Step 5: Inner Diameters of the Lid
Once I was happy with the largest OD of the lid I went to the smallest. I intend to use the same chuck jaws currently holding the drive screw when I finish the top of the lid. I measured the outer diameter of the jaws when closed and transferred that to the bottom of the lid. The first picture shows how I cut that dimension into the lid bottom, I will be able to expand the jaws in this recess and finish the lid. Next I begin forming the lid lip. Using the calipers again I transfer the diameter of the inner opening to the bottom of the lid. This will allow the lid to rest inside the box body. The third picture shows the final shape of the lid bottom. I added several decorative rings for fun. As you can see in the forth picture, the lid fits perfectly into the lower portion of the box.
Step 6: Finishing the Top Surface of the Box Lid
After removing the drive screw I am able to flip the lid over and expand the jaws into the lid, as shown in the first picture. To aid in a more robust lid to finial connection I drilled the hole out with a 1/2" drill. With the hole the size that I want I can move forward with shaping the lid top. This shape was completely decorative and could be modified however you want. One note is that near the drilled hole the surface slopes down.
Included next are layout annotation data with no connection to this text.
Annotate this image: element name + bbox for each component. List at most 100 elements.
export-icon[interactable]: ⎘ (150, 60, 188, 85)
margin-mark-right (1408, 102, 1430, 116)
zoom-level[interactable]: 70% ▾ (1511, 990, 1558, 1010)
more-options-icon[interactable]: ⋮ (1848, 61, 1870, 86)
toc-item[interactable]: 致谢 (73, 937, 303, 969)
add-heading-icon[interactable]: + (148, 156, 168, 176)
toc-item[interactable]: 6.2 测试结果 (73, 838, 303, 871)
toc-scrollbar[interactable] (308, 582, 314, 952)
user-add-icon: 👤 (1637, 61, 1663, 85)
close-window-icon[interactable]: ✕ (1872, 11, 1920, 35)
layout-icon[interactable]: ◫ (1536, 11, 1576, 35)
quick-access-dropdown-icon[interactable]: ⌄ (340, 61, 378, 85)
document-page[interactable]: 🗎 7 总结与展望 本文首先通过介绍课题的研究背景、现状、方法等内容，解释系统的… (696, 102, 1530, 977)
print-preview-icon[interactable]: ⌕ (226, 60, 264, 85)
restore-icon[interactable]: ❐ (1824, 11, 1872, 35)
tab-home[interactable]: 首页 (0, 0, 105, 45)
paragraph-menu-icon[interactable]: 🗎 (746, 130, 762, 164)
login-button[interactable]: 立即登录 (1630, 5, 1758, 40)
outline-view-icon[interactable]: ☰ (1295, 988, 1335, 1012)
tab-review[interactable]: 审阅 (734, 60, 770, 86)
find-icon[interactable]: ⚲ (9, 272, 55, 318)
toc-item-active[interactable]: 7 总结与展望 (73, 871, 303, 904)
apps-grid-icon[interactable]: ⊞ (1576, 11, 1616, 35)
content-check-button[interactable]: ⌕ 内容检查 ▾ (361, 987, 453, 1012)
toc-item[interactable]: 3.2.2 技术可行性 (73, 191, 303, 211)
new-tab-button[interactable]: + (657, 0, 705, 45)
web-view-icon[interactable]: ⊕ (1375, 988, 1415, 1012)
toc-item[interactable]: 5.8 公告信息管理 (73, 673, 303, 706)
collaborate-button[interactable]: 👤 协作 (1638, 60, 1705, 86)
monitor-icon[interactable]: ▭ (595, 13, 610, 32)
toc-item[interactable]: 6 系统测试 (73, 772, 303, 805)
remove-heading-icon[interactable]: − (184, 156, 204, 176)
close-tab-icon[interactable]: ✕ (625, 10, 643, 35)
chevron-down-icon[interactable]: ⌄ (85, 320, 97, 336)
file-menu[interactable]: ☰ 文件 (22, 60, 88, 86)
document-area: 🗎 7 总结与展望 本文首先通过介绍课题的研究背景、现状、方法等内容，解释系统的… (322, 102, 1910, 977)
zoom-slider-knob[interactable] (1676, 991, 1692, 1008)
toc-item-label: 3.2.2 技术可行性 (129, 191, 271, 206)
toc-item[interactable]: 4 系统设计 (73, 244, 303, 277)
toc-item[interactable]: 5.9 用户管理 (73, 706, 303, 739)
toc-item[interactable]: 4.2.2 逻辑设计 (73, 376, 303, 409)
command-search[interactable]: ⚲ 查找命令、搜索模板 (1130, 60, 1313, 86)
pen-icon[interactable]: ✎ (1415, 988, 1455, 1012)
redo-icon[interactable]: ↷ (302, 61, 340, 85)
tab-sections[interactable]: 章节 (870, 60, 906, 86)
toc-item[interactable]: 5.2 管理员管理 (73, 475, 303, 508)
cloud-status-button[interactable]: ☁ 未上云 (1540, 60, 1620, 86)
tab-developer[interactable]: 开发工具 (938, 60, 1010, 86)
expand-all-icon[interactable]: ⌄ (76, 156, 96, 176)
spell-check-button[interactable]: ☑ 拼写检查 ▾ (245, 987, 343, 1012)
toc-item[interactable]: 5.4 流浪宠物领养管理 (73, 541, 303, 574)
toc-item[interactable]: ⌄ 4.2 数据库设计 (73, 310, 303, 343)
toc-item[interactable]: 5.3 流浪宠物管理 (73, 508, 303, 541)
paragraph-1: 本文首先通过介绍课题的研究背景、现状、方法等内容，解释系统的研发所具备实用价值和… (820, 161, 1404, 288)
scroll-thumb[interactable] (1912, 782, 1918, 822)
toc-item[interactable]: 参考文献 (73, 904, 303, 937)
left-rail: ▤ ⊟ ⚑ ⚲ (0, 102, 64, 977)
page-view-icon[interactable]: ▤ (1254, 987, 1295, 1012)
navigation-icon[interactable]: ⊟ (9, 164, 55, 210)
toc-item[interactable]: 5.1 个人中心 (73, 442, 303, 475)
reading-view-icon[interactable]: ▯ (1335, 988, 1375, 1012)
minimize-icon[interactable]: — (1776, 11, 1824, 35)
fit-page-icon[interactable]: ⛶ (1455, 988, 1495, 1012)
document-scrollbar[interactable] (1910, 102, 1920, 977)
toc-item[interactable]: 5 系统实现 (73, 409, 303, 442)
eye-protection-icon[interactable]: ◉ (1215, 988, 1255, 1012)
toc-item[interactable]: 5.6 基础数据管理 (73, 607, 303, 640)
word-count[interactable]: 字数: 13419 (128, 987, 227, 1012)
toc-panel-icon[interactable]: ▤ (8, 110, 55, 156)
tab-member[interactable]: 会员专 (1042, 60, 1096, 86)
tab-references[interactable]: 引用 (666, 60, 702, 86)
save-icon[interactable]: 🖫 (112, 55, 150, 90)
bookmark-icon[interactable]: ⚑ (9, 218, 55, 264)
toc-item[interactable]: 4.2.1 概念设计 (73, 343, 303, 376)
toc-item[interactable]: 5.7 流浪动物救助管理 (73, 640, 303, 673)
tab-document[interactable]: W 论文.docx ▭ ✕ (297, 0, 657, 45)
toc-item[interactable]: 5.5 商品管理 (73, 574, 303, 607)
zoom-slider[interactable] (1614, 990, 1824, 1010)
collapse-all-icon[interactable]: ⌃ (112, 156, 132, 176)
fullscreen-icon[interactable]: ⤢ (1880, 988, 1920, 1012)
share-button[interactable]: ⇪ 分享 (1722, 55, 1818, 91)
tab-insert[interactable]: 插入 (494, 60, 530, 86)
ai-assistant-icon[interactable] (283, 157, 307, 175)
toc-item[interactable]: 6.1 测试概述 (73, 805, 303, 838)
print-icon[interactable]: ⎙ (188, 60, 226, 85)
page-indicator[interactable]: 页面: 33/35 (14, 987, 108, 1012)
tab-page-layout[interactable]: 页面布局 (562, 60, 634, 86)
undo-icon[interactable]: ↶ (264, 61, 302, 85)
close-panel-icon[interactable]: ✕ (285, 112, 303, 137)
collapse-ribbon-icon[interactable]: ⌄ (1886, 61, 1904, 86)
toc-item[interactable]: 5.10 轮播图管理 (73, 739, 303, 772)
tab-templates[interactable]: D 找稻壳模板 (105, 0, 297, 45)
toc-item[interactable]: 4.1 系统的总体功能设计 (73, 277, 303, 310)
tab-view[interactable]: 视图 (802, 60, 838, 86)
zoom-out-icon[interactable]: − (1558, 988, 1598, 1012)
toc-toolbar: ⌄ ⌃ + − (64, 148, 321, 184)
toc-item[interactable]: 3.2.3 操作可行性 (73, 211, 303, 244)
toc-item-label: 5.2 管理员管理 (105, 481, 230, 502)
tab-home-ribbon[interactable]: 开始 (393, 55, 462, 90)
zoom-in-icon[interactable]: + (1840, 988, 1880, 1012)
This will prevent visible gaps once the finial is pressed on.
Step 7: Lid Finial
After rounding the small finial blank and used a calipers to measure the actual ID of the lid hole and transferred that to an OD on the finial bottom. This will be the portion that is pressed into the lid. It is worth noting that I also undercut the surface that will rest on top of the lid. With both angled away from each other it should be very easy to not have a gap at assembly. The rest of the finial shape is once again artistic and up to whoever is shaping it. Once the finial is parted off we are ready for final assembly!
Step 8: Final Product!
With the bottom of the finial sized correctly you will now be able to press the finial into the lid and probably not need much glue to keep it locked in place. The initial picture might be a bit misleading. As soon as I parted of the finial it broke in half! I was reminded that grain orientation is super important when doing spindle work. I had decided to use the grain running perpendicular to the turning axis instead of parallel. Just a small amount of force caused it to snap at the thinnest point of the body.
I wasn't super happy with the finial shape so now I had an excuse to do something better. Using a small piece of Purple Heart and the same process that I used for the first finial I made a something that I am much happier with. I had never done a success off axis spindle before and I was surprised by how easy it was.
The best part about this project is that my wife loves her new custom jewelry box!